O mundo e o mito arderam no Cordel do Fogo Encantado

Findou o Músicas do Mundo em Sines, com meia-dúzia de grandes concertos e três ou quatro desilusões. Duas delas na sexta: The Bad Plus e Tony Allen. Os Bad Plus integram na linguagem jazz representantes de outros géneros, versando, por exemplo, os Interpol - mas naquele espaço falta-lhes força, capacidade de introduzir o delírio numa gramática demasiado estreita. À noite, na Avenida da Praia, Tony Allen ficou-se pelo afro-beat clássico e o concerto serviu para mostrar que falta ao seu padrão rítmico um homem de palco, que seja capaz de fazer do groove uma acendalha para uma fogueira maior. Esse homem seria Fela Kuti e à, falta dele, Sines teve, no sábado, a fechar, o filho Seun: um calquito do pai, igualmente de tronco nu, num concerto que pareceu mais uma proeza física do que um monumento. Não se imita um ícone, muito menos quando o ícone é o pai.O fim de tarde de sexta revelou uma futura estrela, o senegalês Nuru Kane. Com o seu guimbri (espécie de baixo arcaico de apenas três cordas), servido por dois percussionistas (um deles usando um tambor d"água) e um guitarrista de eleição, Kane aposta tudo na fusão entre ritmo (minimal, repetitivo, os Can em negro) e uma versão remota de psicadelismo, conseguindo provocar pequenas convulsões. No dia seguinte, igualmente ao final da tarde, Mariem Hassaan (do Saara) palminhou caminhos aproximados aos de Nuru Kane - veio com duas guitarras eléctricas e um baixo (além de percussão) e aplicou electricidade e hipnotismo ao blues circular do deserto, fazendo lembrar os malianos Tinariwen. Além disso Hassan é senhora de uma voz extraordinária - e foi uma grande revelação para muita gente.
Na sexta houve ainda um belíssimo concerto de Farida. Música repetitiva, assente nas tablas e na improvisação do violino e do jozz, deixa o espaço livre aos lamentos da voz excelsa da iraquiana - que, diga-se, tem um timbre magnífico e uma projecção poderosa. A fechar a noite no Castelo, uma aposta arriscada: o percussionista indiano Trilok Gurtu. Com um passado fortemente influenciado pelo jazz, Trilok deu um festival rítmico, contando com os drones do sarangi (espécie de cítara de arco) e do sarod (antepassado de guitarra de tonalidades ragga) e duas vozes - isto produzia uma nuvem de harmónicos, sob as quais as tablas procediam a basculações.
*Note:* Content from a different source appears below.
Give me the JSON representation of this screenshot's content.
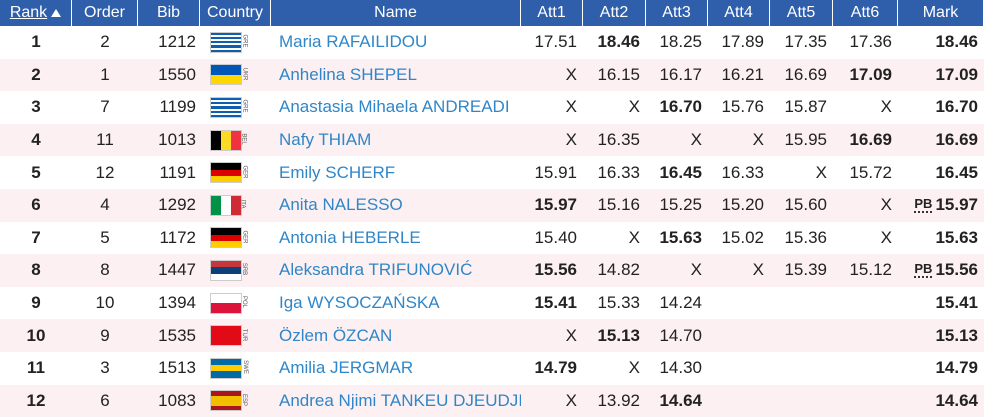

Tudo ali se faz da improvisação a colidir com as oscilações tectónicas de Trilok, com a beleza a assomar internamente.
Sábado fechou na Avenida da Praia com Ivo Papasov, mestre da música cigana de casamentos - mas, mesmo tendo em consideração estarmos na presença de exímios executantes, a verdade é que a música balcânica tradicional parece estar numa encruzilhada, repetindo clichés e aproximando-se da autocaricatura. O mesmo, aliás, se pode dizer das finlandesas Värttinä, que optaram por um registo folqueiro - e podem começar a preparar a candidatura ao Festival da Canção.
E depois houve aquele cometa, três percussionistas, uma guitarra acústica com efeitos, e a voz de Lira: chamam-se Cordel do Fogo Encantado, vêm do Brasil, pegam na mitologia do sertão, conjuram elementos, são um combo violentíssimo em que mitos e ritmos reescrevem o Uno. Se fosse poesia, aquela música pertenceria a Vicente Franz Cecim: explosiva, xamânica, quase doentia de tão raiar o sangue. Um forró é o rastilho de um protoflamenco que vai dinamitar-se em pura fúria. O axé é exponenciado à loucura de um punk vivificador. Os textos trazem "crianças no ar", e aqui, aqui "o amor matou a minha idade". Metade amou. Metade odiou. É assim quando vem do fundo da terra - com o mundo e o mito de arrasto.